The new technique is similar to the technique announced by the team last year, but with each step of the process reimagined to work at the nanoscale. However, this presents an additional challenge – the manufactured objects are not visible to the naked eye and are not easily manipulatable.
According to Caltech, the process starts with preparing a photosensitive ‘cocktail’ that is largely comprised of a hydrogel, a kind of polymer that can absorb many times its own weight in water. This cocktail is then selectively hardened with a laser to build a 3D scaffold in the same shape as the desired metal objects. In this research, those objects were a series of tiny pillars and nanolattices.
The hydrogel parts are then infused with an aqueous solution containing nickel ions. Once the parts are saturated with metal ions, they are baked until all the hydrogel is burned out, leaving parts in the same shape as the original, though shrunken, and consisting entirely of metal ions that are now oxidized. In the final step, the oxygen atoms are chemically stripped out of the parts – converting the metal oxide back into a metallic form. In the last step, the parts develop their unexpected strength.
“There are all these thermal and kinetic processes occurring simultaneously during this process, and they lead to a very, very messy microstructure,” said Julia R. Greer. “You see defects like pores and irregularities in the atomic structure, which are typically considered to be strength-deteriorating defects. If you were to build something out of steel, say, an engine block, you would not want to see this type of microstructure because it would significantly weaken the material.”
However, according to Greer, the team found exactly the opposite. The many defects that would weaken a metal part at a larger scale strengthen the nanoscale parts instead.
When a pillar is defect-free, failure occurs catastrophically along what is known as a grain boundary – the place where the microscopic crystals that make up material butt up against each other. But when the material is full of defects, a failure cannot easily propagate from one grain boundary to the next. That means the material won’t suddenly fail because the deformation becomes distributed more evenly throughout the material.

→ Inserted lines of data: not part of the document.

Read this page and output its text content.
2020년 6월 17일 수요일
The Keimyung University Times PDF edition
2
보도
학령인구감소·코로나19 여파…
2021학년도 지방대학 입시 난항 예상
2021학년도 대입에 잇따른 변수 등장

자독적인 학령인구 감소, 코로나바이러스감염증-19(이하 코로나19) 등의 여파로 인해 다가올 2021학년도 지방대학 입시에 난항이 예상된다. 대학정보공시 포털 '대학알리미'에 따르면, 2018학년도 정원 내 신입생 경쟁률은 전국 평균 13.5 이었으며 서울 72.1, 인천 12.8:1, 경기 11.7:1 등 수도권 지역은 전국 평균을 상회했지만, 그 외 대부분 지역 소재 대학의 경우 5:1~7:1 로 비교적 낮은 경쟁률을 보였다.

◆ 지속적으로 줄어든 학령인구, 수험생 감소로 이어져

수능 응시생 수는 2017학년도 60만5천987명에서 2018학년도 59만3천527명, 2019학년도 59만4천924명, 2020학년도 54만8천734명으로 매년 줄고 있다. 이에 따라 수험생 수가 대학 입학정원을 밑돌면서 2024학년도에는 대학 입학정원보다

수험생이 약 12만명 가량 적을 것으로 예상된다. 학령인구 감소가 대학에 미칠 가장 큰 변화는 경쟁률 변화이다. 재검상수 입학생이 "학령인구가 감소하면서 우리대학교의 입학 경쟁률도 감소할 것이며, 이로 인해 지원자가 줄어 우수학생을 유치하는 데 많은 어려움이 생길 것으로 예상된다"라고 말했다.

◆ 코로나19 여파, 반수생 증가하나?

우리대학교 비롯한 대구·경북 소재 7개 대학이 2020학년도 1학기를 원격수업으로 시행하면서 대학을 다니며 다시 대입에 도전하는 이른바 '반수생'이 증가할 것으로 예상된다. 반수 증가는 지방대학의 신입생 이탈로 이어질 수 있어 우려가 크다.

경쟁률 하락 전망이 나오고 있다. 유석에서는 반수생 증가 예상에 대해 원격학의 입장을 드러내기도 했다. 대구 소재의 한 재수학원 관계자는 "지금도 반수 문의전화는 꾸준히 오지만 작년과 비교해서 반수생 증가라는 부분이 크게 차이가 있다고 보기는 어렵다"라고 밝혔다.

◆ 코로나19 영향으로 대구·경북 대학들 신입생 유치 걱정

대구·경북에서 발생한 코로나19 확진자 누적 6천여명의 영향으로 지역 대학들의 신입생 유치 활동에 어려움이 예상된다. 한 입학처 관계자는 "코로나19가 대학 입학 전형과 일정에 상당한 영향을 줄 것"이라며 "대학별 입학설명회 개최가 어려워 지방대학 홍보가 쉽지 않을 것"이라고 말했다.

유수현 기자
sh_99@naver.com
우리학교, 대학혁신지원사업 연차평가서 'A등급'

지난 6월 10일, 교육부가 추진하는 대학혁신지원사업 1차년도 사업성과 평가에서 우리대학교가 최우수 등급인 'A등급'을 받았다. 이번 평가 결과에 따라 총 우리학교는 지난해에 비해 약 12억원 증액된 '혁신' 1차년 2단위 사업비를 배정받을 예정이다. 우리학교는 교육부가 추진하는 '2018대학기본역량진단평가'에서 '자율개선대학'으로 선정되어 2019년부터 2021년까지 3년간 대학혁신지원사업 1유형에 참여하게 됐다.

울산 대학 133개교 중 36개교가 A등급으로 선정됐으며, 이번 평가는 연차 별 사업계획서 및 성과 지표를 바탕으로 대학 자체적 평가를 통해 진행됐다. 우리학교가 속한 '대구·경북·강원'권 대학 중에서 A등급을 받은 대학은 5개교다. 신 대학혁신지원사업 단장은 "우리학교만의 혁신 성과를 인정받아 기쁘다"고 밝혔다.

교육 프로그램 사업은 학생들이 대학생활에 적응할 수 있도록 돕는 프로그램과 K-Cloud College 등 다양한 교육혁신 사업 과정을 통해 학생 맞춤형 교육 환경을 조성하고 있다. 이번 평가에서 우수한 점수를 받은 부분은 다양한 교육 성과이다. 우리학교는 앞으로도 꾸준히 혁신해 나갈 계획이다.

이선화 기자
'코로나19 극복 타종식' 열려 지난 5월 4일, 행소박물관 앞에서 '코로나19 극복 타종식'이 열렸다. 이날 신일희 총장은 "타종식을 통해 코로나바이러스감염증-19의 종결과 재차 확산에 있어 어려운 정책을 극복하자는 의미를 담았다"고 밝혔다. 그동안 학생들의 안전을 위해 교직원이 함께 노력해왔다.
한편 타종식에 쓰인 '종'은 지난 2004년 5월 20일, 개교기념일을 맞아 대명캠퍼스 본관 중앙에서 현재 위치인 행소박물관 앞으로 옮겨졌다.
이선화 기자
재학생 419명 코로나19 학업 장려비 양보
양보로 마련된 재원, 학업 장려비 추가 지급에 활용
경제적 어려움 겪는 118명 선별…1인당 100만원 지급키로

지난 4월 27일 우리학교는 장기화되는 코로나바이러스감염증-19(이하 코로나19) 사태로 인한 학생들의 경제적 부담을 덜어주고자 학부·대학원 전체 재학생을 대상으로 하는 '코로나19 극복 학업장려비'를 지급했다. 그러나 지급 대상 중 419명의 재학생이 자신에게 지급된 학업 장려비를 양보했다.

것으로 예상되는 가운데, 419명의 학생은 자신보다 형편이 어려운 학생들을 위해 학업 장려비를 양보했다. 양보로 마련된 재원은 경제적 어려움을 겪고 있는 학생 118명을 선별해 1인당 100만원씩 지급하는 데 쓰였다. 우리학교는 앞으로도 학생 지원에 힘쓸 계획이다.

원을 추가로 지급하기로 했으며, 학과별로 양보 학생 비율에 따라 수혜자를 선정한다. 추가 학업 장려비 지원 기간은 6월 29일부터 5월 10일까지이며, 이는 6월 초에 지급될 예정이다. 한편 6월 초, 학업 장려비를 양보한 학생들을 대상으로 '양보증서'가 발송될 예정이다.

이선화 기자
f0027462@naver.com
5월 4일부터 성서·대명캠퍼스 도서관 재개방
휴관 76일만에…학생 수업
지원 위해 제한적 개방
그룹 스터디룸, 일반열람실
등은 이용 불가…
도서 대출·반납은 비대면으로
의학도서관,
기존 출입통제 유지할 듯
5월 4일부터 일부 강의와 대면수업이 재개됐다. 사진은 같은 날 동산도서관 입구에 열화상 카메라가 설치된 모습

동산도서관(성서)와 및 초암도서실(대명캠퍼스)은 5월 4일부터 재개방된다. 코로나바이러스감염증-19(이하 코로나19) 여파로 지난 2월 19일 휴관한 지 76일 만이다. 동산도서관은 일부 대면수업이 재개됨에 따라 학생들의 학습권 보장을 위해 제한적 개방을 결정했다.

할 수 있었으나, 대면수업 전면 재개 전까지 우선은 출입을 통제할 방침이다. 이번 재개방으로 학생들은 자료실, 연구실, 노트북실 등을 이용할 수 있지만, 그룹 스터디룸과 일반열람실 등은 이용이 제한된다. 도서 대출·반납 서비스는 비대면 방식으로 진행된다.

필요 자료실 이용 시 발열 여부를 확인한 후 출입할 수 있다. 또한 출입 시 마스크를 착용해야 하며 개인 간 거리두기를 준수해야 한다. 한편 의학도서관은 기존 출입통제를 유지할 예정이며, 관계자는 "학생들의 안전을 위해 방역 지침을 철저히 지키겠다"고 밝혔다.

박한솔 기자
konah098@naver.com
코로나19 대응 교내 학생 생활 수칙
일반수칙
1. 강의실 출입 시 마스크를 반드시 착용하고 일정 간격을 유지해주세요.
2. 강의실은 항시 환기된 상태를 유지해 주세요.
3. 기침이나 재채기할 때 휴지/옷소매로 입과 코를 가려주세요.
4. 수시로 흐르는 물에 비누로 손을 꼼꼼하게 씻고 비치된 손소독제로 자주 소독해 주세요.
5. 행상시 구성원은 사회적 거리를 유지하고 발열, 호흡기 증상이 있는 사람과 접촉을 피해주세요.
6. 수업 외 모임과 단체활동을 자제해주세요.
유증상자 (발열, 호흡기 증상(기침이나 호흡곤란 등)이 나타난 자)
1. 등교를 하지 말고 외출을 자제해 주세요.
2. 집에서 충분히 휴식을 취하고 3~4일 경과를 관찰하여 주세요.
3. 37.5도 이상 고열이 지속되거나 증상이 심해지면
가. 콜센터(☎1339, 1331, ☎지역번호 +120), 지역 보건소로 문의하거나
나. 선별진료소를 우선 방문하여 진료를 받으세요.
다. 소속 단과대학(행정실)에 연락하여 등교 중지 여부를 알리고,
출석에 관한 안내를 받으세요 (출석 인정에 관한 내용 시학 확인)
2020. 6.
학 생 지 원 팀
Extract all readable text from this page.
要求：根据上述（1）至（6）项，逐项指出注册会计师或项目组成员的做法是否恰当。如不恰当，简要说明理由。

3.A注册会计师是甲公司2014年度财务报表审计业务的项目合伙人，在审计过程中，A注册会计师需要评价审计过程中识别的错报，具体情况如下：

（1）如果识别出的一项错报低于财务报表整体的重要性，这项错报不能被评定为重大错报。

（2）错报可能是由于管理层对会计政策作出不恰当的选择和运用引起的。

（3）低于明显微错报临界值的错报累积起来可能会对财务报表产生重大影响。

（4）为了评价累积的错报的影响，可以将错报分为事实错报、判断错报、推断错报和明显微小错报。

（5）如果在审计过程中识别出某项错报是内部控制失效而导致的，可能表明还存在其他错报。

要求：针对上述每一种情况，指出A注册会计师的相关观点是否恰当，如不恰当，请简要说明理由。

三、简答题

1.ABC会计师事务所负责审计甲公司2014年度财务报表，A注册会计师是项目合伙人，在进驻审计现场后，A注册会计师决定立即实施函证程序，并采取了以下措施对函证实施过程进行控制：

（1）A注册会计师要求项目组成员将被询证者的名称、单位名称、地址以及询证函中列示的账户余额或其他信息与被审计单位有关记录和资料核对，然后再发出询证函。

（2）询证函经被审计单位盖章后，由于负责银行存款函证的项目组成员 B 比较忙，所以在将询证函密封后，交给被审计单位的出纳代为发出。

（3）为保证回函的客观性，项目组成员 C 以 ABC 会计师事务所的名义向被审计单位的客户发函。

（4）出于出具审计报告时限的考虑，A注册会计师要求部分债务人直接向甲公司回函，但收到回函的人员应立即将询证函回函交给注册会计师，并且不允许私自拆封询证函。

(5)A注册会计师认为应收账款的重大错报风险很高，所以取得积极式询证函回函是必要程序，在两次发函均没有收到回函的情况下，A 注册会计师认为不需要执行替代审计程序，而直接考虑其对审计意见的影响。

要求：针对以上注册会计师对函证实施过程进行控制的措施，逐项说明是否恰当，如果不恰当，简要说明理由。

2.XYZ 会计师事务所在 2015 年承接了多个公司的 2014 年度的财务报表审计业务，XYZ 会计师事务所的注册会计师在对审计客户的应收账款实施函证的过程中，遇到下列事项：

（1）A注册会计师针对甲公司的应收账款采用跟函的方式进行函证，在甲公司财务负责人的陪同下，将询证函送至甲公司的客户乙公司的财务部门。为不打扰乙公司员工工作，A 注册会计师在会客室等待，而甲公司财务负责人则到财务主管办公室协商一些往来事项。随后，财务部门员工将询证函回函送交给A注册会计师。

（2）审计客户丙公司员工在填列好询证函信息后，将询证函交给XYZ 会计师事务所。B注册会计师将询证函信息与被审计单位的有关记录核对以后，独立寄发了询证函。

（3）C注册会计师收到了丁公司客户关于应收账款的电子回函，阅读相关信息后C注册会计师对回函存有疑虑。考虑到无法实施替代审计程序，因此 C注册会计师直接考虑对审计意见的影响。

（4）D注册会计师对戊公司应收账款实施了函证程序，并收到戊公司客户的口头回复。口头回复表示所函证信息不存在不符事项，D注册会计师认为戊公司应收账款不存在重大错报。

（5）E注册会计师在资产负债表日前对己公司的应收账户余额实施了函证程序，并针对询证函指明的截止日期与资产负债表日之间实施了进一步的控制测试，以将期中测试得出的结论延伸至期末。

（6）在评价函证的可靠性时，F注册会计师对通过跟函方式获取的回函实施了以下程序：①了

“Usually, the deformation carrier in metal nanopillars – that is, a dislocation or slip – propagates until it can escape at the outer surface,” said Wenxin Zhang, lead author of the work and a graduate student in mechanical engineering at Caltech. “But in the presence of interior pores, the propagation will quickly terminate at the surface of a pore instead of continuing all the way through the entire pillar. As a rule of thumb, it’s harder to nucleate a deformation carrier than to let it propagate, explaining why the present pillars may be stronger than their counterparts.”
Greer believes that this is one of the first demonstrations of 3D printing of metal structures at the nanoscale. She noted that the process could be used for creating many useful components, such as catalysts for hydrogen, storage electrodes for carbon-free ammonia and other chemicals, and essential parts of devices such as sensors, microrobots, and heat exchangers.
“We were originally worried,” said Greer. “We thought, ‘Oh my, this microstructure is never going to lead to anything good’, but apparently, we did not have a reason to worry because it turns out it’s not even a detriment. It’s actually a feature.”
Funding for the research was provided by the US Department of Energy.